Oh, how we shouted when we heard that name! We could hardly believe our ears. And Tsistsaki sprang over the barricade and ran toward my uncle, crying, "Are you sure?" We all followed her and gathered round the fallen man, forgetting in the excitement of the moment that we were offering a large and compact mark to the guns of his followers. Day was beginning to break, and we could see the man's features fairly well—the massive, big-nosed, cruel-mouthed face, with the broad scar across the forehead, mark of the lance of our chief, Big Lake.
"He is Sliding Beaver and no other!" Sol Abbott cried. "Wesley, my old friend, here's to you! You sure have rid these plains of the most blood-thirsty rascal, the meanest, low-down murderer, that ever traipsed across them."
No fear of the enemy could now hold back the other women of our camp. They came running to us with their children squawling after them, for the moment forgotten. Crowding round my uncle, they chanted over and over:
"A great chief is Far Thunder! Oho! Aha! Our enemy he has killed! He has killed Sliding Beaver, the cut-throat chief!"
"Well, what shall we do with him—and the other one?" I asked.
"Into the river they go!" Abbott answered. And in they went with big splashes. As they sank, Pitamakan cried out, "Under-Water People! We give to you these bodies! If you can injure them still more than we have done, we pray you to do so!"
It was now broad daylight. After the enemy had fired their lone, long-range volley at us we heard no more from them, nor could we see them; they were doubtless down in the grove. We returned to the stockade, and my uncle told a couple of the men to take the horses out to graze; but they did not go far out with them. The women hurried into the lodges and began preparing breakfast, singing, many of them, the song of victory. They were happy over the death of the dread Assiniboin chief. We remained outside, watching the valley and counting up the record of his terrible deeds, so far as we knew them. Trading entirely with the Hudson's Bay Company in Canada, he had always been an enemy of the American Fur Company and at various times had waylaid and killed eight of its trappers. Pitamakan said that he had killed four men and seven women of his tribe, and then recounted the well-known tale of his fight with Big Lake.

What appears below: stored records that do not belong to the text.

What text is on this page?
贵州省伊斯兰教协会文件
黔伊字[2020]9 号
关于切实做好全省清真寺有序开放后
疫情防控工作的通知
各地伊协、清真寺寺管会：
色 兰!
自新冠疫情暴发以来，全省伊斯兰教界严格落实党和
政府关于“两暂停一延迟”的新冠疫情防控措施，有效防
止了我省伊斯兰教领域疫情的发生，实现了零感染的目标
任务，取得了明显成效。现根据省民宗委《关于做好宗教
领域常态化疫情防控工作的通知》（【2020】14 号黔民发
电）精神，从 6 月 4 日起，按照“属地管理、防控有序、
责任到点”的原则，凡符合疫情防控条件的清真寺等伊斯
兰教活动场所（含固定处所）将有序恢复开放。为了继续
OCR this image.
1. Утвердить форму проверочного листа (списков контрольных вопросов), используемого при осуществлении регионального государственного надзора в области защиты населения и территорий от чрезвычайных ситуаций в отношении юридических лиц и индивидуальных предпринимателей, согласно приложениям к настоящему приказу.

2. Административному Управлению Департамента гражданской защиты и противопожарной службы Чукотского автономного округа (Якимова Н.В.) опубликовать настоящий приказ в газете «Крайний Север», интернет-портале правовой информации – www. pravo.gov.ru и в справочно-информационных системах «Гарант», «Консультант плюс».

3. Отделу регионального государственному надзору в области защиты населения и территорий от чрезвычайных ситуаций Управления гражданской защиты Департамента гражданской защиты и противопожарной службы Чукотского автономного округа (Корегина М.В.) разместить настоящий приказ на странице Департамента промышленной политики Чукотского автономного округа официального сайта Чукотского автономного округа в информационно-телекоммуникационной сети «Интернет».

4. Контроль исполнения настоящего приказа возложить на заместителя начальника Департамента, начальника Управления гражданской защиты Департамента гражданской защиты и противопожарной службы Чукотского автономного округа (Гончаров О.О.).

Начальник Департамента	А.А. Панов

Leading about a hundred mounted warriors, Sliding Beaver had approached a camp of the Pikuni and signaled that he had come to fight its chief. The challenge was accepted, and presently Big Lake, armed with only a lance, rode out to meet him. The Assiniboin was carrying a gun and a bow and had no lance.
"You proposed this fight, so you must use the weapons of my choice; go get a lance from your warriors."
Sliding Beaver rode back to them, left his gun and bow, borrowed a lance, and, raising the Assiniboin war song in his terrible voice,—a thunderous voice it was,—wheeled his horse about and rode straight at Big Lake, who likewise charged at him. They neared each other at tremendous speed, and Big Lake tried to force his horse right against the other animal; but at the last Sliding Beaver turned the animal aside and they swept past. They lunged out with their lances, and Big Lake slightly wounded the Assiniboin in his shoulder, getting not even a scratch in return. Then again they charged, and Big Lake, sure that his enemy would not meet him fairly, swerved his horse to the right just as the other was doing likewise, dodged Sliding Beaver's thrust, and with his spear gave him a glancing blow on the forehead that laid open the skin, but failed to pierce the bone. But Sliding Beaver reeled in his saddle from the force of it, and a mighty shout went up from the Pikuni, for they thought he would fall from his horse.